I know how to gain bits of information from each field in the database but what I want is for the page to load ent.php then for the code to read the part that says ?f=4 and associate that with Delta and so show a query result as if I had pre coded it:
$query="SELECT * FROM table1,table2,table3 WHERE entID='4'";

You mean placing the variable into the query itself? ie

$query = "SELECT * FROM `table1`,`table2`,`table3` WHERE `entID` = '".[url=http://www.php.net/mysql-real-escape-string]mysql_real_escape_string[/url]($_GET['f'])."'";

This will grab the 'f' variable from the URI string and put it into the query.

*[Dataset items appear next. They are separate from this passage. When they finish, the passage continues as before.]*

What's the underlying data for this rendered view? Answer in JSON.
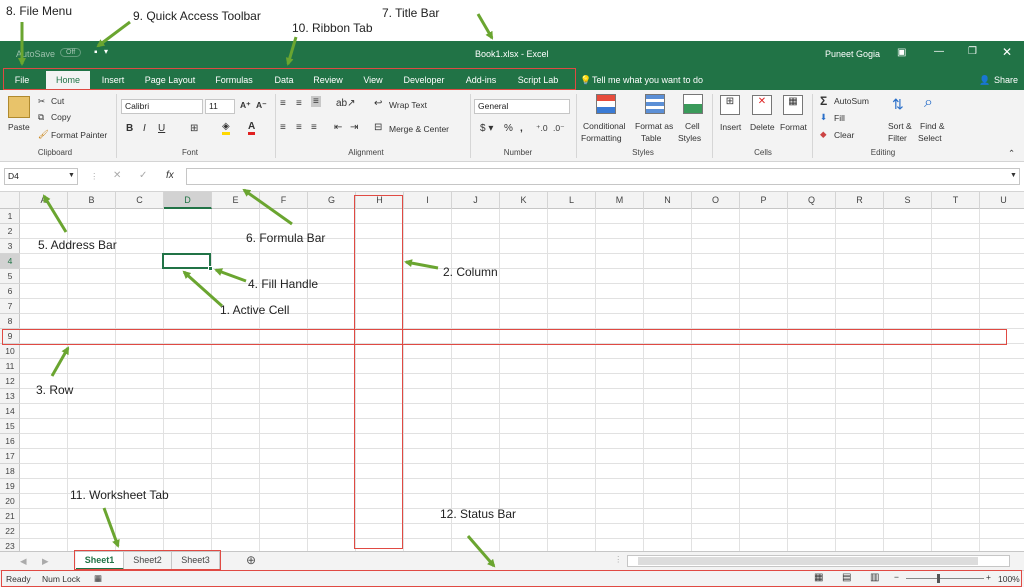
{
  "titlebar": {
    "autosave": "AutoSave",
    "autosave_state": "Off",
    "title": "Book1.xlsx - Excel",
    "user": "Puneet Gogia"
  },
  "tabs": [
    "File",
    "Home",
    "Insert",
    "Page Layout",
    "Formulas",
    "Data",
    "Review",
    "View",
    "Developer",
    "Add-ins",
    "Script Lab"
  ],
  "tell_me": "Tell me what you want to do",
  "share": "Share",
  "clipboard": {
    "paste": "Paste",
    "cut": "Cut",
    "copy": "Copy",
    "format_painter": "Format Painter",
    "group": "Clipboard"
  },
  "font": {
    "name": "Calibri",
    "size": "11",
    "group": "Font"
  },
  "alignment": {
    "wrap": "Wrap Text",
    "merge": "Merge & Center",
    "group": "Alignment"
  },
  "number": {
    "format": "General",
    "group": "Number"
  },
  "styles": {
    "cond1": "Conditional",
    "cond2": "Formatting",
    "fmt1": "Format as",
    "fmt2": "Table",
    "cell1": "Cell",
    "cell2": "Styles",
    "group": "Styles"
  },
  "cells_grp": {
    "insert": "Insert",
    "delete": "Delete",
    "format": "Format",
    "group": "Cells"
  },
  "editing": {
    "autosum": "AutoSum",
    "fill": "Fill",
    "clear": "Clear",
    "sort1": "Sort &",
    "sort2": "Filter",
    "find1": "Find &",
    "find2": "Select",
    "group": "Editing"
  },
  "namebox": "D4",
  "columns": [
    "A",
    "B",
    "C",
    "D",
    "E",
    "F",
    "G",
    "H",
    "I",
    "J",
    "K",
    "L",
    "M",
    "N",
    "O",
    "P",
    "Q",
    "R",
    "S",
    "T",
    "U"
  ],
  "rows": [
    "1",
    "2",
    "3",
    "4",
    "5",
    "6",
    "7",
    "8",
    "9",
    "10",
    "11",
    "12",
    "13",
    "14",
    "15",
    "16",
    "17",
    "18",
    "19",
    "20",
    "21",
    "22",
    "23"
  ],
  "sheets": [
    "Sheet1",
    "Sheet2",
    "Sheet3"
  ],
  "status": {
    "ready": "Ready",
    "numlock": "Num Lock",
    "zoom": "100%"
  },
  "annotations": {
    "a1": "1. Active Cell",
    "a2": "2. Column",
    "a3": "3. Row",
    "a4": "4. Fill Handle",
    "a5": "5. Address Bar",
    "a6": "6. Formula Bar",
    "a7": "7. Title Bar",
    "a8": "8. File Menu",
    "a9": "9. Quick Access Toolbar",
    "a10": "10. Ribbon Tab",
    "a11": "11. Worksheet Tab",
    "a12": "12. Status Bar"
  },
  "colors": {
    "excel_green": "#217346",
    "annotation_red": "#e04a43",
    "arrow_green": "#6aa530"
  }
}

eelixduppy, thank you for taking the time to help this noob lol

I entered the code you gave and changed the table names (only used 1 as a test) and this result appeared:
Resource id #4

This is the code I used:

<?php
include("admin/dbinfo.inc.php");
mysql_connect("$host","$username","$password")or die("cannot connect");
mysql_select_db("$db_name")or die("cannot select DB");
$query = "SELECT * FROM `ents` WHERE `entID` = '".mysql_real_escape_string($_GET['f'])."'";
$result=mysql_query($query);
echo "$result";
?>

I also tried changing the echo comment to see if my part was wrong:
echo "$query";

And the result said:
SELECT * FROM `entertainer` WHERE `entID` = '2'

So the code IS catching the number but how do I fix this? I'm already bald so have no further hair to pull out lol

what are you trying to echo? if ure trying to echo the fileds in that record then u have to use (mysql_fech_array)
like this

<?php
include("admin/dbinfo.inc.php");
mysql_connect("$host","$username","$password")or die("cannot connect");
mysql_select_db("$db_name")or die("cannot select DB");
$query = "SELECT * FROM `ents` WHERE `entID` = '".mysql_real_escape_string($_GET['f'])."'";
$result=mysql_query($query);
$row = mysql_fetch_array($result);
?>

u can do that if ure expecting one record to be returned then when u want to echo the fields of that record u can do this
<?php
echo $row['ur_column_name'];
?>

if u are expecting more than one record u have to do it like this:

<?php
include("admin/dbinfo.inc.php");
mysql_connect("$host","$username","$password")or die("cannot connect");
mysql_select_db("$db_name")or die("cannot select DB");
$query = "SELECT * FROM `ents` WHERE `entID` = '".mysql_real_escape_string($_GET['f'])."'";
$result=mysql_query($query);
while ($row = mysql_fetch_array($result)){
echo $row['ur_column_name'];
}
?>